One time, a woman I was idly chatting with asked me if I had a boyfriend, demanded to see pictures, and then cooed at how lucky I was to have an able bodied boyfriend, especially one “so handsome.” I actually am quite lucky to be with him, but significantly more for his appreciation of obscure Harry Potter satire than his mobility. He’s damn lucky to be with me, too, but from her perspective—from the perspective of so many people I meet—I’m not allowed to think of myself as a catch. Her surprise shows that being in a wheelchair immediately lowers my own level of attractiveness in the eyes of others, and that any attractive, intelligent, able-bodied male is out of my league. Being able bodied is a quality one is supposed to look for in a partner.
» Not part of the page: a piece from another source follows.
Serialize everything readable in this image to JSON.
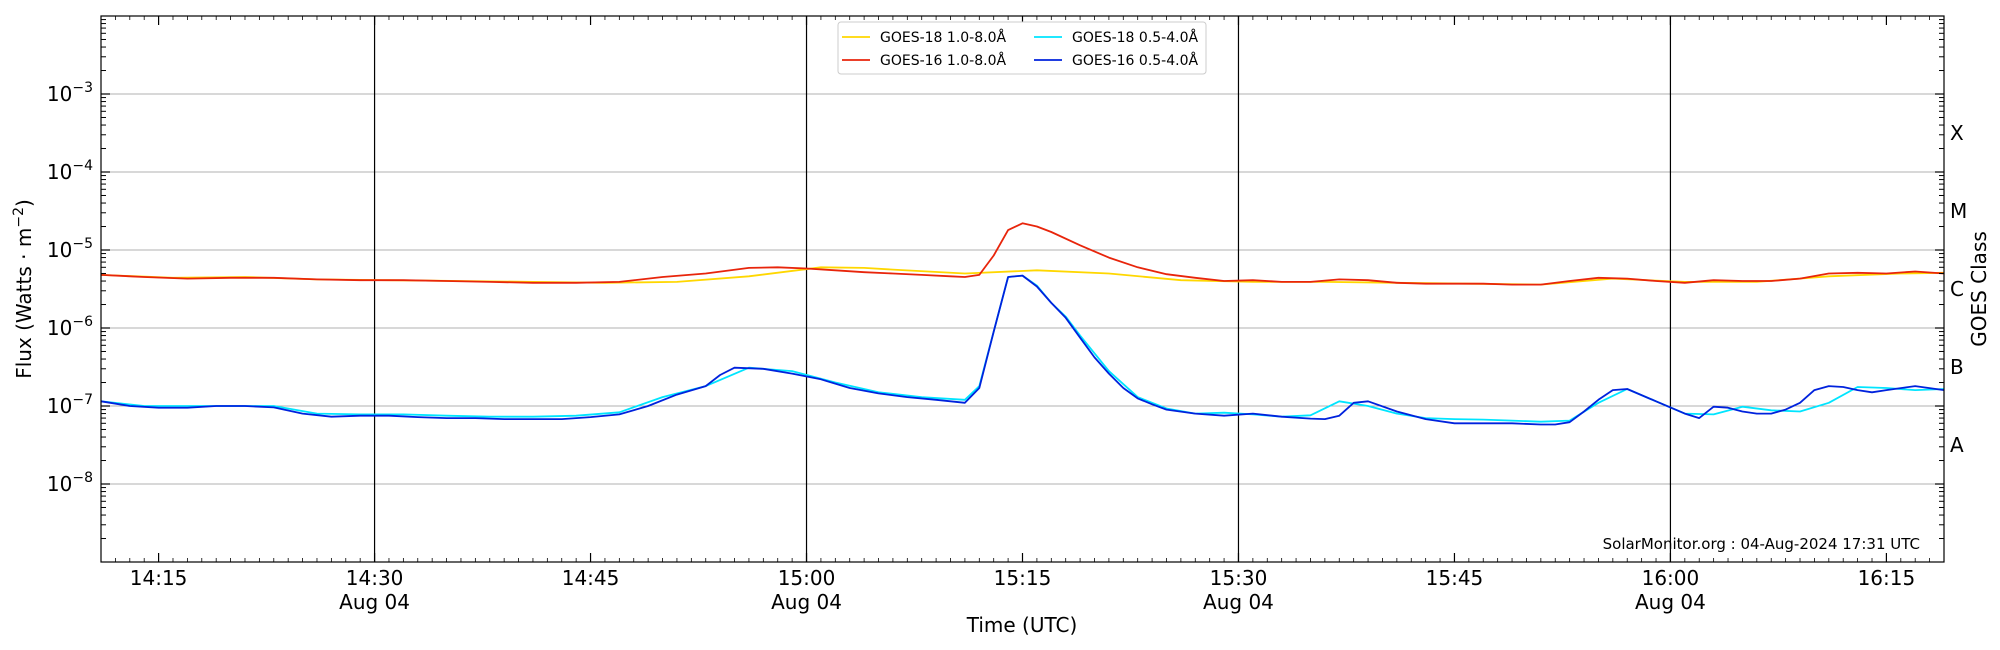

She meant to pay me a compliment so I felt unable to criticize her. But interactions like this still crack the fragile confidence I have built around being disabled. I remember frantically texting my boyfriend asking if my disability bothered him. His friends? Parents? He replied that he didn’t care and doesn’t really think about it. I never think about my disability either. Everything I do is so normal to me and everyone who knows me, that the only time I really feel disabled is when someone reminds me with their unbidden commentary.
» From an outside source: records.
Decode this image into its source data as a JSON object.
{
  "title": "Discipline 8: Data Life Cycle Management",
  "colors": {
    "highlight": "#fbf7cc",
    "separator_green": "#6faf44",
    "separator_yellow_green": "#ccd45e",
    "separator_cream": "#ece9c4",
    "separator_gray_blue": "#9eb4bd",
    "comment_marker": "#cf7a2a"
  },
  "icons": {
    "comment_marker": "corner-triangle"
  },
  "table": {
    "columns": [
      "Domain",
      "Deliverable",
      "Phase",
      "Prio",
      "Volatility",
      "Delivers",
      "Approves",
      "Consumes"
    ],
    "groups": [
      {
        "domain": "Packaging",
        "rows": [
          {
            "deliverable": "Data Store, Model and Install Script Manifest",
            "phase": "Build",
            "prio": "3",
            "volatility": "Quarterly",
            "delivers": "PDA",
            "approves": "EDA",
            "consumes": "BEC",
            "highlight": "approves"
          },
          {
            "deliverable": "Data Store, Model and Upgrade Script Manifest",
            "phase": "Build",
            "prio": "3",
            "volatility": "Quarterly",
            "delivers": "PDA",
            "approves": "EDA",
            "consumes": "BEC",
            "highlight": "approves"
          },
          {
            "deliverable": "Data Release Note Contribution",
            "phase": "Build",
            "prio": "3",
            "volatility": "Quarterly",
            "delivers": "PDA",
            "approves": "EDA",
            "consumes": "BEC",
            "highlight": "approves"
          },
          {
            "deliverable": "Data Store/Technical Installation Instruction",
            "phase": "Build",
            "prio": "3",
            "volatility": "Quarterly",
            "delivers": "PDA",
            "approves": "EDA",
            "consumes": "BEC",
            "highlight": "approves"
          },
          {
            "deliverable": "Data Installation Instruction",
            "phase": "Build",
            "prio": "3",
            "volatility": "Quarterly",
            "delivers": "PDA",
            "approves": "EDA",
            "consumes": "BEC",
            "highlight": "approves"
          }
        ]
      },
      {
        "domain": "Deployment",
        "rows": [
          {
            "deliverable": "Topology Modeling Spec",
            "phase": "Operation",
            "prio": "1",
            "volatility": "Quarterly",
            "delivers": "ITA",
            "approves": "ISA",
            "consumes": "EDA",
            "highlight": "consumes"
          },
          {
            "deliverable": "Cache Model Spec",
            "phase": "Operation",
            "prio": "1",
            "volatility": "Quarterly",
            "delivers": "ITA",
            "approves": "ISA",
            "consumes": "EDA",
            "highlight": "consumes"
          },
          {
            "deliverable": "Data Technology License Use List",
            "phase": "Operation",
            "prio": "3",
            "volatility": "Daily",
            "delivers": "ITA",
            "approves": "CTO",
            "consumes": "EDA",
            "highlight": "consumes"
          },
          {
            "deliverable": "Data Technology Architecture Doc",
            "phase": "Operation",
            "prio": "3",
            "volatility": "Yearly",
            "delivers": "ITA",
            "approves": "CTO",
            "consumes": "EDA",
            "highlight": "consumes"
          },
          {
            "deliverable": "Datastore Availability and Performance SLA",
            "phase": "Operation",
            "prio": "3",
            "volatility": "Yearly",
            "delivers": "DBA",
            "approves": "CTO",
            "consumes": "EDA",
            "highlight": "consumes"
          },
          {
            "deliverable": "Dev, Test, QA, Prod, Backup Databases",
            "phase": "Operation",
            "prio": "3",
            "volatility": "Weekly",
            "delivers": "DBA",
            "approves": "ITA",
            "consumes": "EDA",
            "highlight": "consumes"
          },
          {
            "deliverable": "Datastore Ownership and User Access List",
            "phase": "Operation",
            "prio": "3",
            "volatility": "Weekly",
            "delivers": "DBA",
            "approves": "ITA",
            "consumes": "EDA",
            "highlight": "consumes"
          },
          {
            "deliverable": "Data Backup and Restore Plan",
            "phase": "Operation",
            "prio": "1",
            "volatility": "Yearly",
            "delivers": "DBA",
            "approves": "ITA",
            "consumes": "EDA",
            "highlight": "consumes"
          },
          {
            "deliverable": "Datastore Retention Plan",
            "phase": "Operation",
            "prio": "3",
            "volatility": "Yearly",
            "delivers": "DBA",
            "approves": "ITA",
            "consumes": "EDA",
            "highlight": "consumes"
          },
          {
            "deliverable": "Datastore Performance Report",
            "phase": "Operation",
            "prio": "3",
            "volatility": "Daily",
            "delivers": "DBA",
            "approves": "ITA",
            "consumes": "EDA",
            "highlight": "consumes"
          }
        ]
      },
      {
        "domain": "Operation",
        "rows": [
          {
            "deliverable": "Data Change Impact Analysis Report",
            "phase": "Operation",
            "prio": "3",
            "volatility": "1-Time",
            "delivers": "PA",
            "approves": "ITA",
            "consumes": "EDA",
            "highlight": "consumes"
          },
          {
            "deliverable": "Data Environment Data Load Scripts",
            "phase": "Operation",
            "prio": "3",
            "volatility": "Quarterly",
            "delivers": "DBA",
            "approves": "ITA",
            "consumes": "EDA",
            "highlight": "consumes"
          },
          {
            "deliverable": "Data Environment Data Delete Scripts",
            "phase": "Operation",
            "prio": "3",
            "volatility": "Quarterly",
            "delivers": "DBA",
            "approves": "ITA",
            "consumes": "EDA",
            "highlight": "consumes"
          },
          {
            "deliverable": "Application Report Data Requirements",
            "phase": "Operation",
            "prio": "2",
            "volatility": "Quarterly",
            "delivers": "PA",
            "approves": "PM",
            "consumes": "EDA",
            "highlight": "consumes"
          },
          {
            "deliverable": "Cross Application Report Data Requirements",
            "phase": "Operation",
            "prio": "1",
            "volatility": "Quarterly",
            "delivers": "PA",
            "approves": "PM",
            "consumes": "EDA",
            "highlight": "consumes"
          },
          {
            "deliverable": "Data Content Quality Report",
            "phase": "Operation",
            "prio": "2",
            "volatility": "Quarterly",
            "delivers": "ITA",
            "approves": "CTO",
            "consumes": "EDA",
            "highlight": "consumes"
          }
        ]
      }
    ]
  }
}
It is the pervasive notion that disabled means incapable – that disability makes our lives any less fulfilling – that can permanently damage us.
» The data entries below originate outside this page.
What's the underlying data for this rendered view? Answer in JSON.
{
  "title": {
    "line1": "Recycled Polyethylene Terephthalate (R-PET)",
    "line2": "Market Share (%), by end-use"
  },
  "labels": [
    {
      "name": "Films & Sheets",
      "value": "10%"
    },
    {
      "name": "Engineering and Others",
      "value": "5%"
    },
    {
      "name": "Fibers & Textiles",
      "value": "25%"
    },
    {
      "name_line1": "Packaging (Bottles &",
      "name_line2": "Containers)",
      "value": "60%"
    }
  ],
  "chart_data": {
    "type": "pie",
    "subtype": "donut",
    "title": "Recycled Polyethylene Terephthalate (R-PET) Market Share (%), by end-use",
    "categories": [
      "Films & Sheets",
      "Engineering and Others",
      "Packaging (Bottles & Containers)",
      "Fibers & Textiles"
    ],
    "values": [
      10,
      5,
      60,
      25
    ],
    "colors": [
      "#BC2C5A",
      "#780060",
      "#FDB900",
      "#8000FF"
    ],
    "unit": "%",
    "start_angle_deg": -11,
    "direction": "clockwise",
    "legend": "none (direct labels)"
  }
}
When this happens almost every day, it becomes a constant fight against internalizing these sentiments. I could have just nailed my design pitch, done perfectly symmetrical eyeliner wings this morning and be enjoying my walk home, but your “can I push you?” or a “good job!” reminds me that no matter how well I am doing, people will still just see me as someone who needs their help or someone who’s “less” than an able bodied person. What is fair or nice about you leaving feeling like you’ve improved someone’s day and me leaving hyper-conscious and insecure of my appearance to the world? Who did you really say those things for? If you meant to pump me up but left me humiliated, you didn’t do a good thing. If you assumed that I need cheering up just because I’m in a wheelchair, your motives are not benevolent. This behavior can’t be praised as good or excused as harmless anymore when it is neither of those.
What, then, of Archer’s Challenge? Speaking with Archer Hadley, it was impossible for me to not have deep respect for him. He is fiercely ambitious and exudes passion for his challenge. Accessibility is important. I have felt the sting of being placed in a classroom that was only accessible by stairs, and having to sit outside and wait for the professor to come get me. I had to scoot up a flight of stairs last year to make my Astronomy final because, as we all know about University of Texas’s Robert Lee Moore Hall, “elevators do not stop on the 4th, 5th or 6th floors.” Archer simply wants people to actually see the disabled and make an effort to understand them. I do too. Yet I argue that in an increasingly accessible post-Americans with Disabilities Act world, a lot more can dehumanize the mobility impaired besides a curb or a heavy door. It is the pervasive notion that disabled means incapable – that disability makes our lives any less fulfilling – that can permanently damage us. I think Archer’s challenge does nothing to combat this psyche, even reinforcing the perception of helplessness, regardless of how well meaning it is.
Meaning well isn’t enough anymore. I don’t need your encouragement and I don’t want your praise. If I need help, I know how to ask for it. I’m allowed to be happy and to love my body––for someone else to love my body – and for that not to be some Big Fucking Deal to inspire you on the 6 o’clock news.